MCLEAN, Va. – WEBWIRE

Hilton Domestic Operating Company Inc. (“HOC”), Hilton Worldwide Finance LLC (“HWF”) and Hilton Worldwide Finance Corp. (“HWFC”), indirect subsidiaries of Hilton Worldwide Holdings Inc., announced that they have extended the expiration date of their offer to exchange up to (i) $1,000,000,000 aggregate principal amount of HOC’s 4.250% Senior Notes due 2024, which have been registered under the Securities Act of 1933, as amended (the “Securities Act”), for any and all of HOC’s outstanding unregistered 4.250% Senior Notes due 2024 issued on August 18, 2016, (ii) $900,000,000 aggregate principal amount of HWF and HWFC’s 4.625% Senior Notes due 2025, which have been registered under the Securities Act, for any and all of HWF and HWFC’s outstanding unregistered 4.625% Senior Notes due 2025 issued on March 16, 2017, and (iii) $600,000,000 aggregate principal amount of HWF and HWFC’s 4.875% Senior Notes due 2027, which have been registered under the Securities Act, for any and all of HWF and HWFC’s outstanding unregistered 4.875% Senior Notes due 2027 issued on March 16, 2017.

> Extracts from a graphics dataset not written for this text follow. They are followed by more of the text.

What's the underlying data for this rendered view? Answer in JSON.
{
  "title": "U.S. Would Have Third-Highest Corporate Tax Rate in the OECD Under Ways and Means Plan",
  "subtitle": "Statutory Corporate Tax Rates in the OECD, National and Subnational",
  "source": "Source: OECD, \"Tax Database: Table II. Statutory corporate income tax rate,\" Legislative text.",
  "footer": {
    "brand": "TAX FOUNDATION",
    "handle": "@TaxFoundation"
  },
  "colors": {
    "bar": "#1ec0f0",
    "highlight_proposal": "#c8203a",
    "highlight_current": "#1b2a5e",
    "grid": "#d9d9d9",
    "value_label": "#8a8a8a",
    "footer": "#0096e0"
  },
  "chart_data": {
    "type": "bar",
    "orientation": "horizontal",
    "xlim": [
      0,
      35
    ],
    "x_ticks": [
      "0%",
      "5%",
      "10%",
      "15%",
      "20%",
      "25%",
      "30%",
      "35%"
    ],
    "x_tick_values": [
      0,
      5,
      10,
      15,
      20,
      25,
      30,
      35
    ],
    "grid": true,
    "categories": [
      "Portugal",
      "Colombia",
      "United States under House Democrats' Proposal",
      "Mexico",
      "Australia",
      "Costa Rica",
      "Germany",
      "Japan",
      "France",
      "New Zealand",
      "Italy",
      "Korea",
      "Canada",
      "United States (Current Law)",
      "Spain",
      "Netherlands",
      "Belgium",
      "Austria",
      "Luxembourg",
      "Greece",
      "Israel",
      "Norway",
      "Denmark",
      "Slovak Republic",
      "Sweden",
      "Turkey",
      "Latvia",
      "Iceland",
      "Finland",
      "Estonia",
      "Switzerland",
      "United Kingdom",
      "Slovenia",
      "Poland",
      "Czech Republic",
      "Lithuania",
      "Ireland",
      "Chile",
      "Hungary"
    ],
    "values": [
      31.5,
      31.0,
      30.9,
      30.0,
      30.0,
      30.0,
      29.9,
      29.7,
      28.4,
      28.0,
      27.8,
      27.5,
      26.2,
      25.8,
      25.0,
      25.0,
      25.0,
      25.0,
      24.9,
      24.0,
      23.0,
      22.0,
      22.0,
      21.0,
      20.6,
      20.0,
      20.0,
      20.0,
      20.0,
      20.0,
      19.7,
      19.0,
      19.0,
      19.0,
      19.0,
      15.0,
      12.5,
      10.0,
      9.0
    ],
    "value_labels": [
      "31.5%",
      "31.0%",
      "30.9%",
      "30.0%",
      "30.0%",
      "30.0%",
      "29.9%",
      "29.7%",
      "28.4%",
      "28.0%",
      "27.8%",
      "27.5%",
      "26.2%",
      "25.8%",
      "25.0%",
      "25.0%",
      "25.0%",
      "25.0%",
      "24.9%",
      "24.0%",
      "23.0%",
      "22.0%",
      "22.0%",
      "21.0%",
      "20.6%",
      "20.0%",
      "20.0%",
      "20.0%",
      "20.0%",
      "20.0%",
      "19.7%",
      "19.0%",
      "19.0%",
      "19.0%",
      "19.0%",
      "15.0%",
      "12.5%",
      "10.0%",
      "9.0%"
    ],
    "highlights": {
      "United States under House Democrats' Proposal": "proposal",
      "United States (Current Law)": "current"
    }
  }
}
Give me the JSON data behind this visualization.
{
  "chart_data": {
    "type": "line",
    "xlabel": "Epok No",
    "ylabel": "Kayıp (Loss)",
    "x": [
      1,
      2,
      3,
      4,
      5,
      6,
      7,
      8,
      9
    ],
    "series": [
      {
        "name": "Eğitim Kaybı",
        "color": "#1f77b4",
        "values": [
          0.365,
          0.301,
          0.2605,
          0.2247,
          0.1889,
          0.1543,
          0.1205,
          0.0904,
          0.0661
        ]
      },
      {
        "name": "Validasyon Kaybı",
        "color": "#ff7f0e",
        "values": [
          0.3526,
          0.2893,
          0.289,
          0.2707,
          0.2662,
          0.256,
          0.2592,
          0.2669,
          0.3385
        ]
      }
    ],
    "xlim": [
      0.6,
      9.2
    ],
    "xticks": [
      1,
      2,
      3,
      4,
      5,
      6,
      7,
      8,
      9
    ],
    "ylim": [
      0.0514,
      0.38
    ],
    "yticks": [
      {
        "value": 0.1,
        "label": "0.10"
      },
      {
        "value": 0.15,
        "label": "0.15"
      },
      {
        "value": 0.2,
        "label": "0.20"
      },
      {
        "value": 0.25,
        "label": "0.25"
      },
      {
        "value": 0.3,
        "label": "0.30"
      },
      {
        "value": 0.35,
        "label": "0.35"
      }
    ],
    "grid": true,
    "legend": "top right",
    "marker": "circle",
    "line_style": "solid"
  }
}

The exchange offer was originally scheduled to expire at 5:00 p.m. (New York City time) on Tuesday, August 1, 2017, but will now expire at 5:00 p.m. (New York City time) on Monday, August 7, 2017. As of the close of business on August 1, 2017, (i) $998,638,000 in aggregate principal amount, or 99.9%, of the outstanding unregistered 4.250% Senior Notes due 2024, (ii) $899,471,000 in aggregate principal amount, or 99.9%, of the outstanding unregistered 4.625% Senior Notes due 2025, and (iii) $599,359,000 in aggregate principal amount, or 99.9%, of the outstanding unregistered 4.875% Senior Notes due 2027, had been validly tendered to the exchange agent by the holders thereof.  The extension is intended to allow additional time for holders of the remaining outstanding unregistered notes to tender their notes in the exchange offer.

The exchange agent for the exchange offer is Wilmington Trust, National Association, c/o Wilmington Trust Company, Corporate Capital Markets,Rodney Square North, 1100 North Market Street, Wilmington, Delaware 19890-1626.

This press release shall not constitute an offer to sell or a solicitation of an offer to buy any security and shall not constitute an offer, solicitation or sale of any securities in any jurisdiction where such an offering or sale would be unlawful.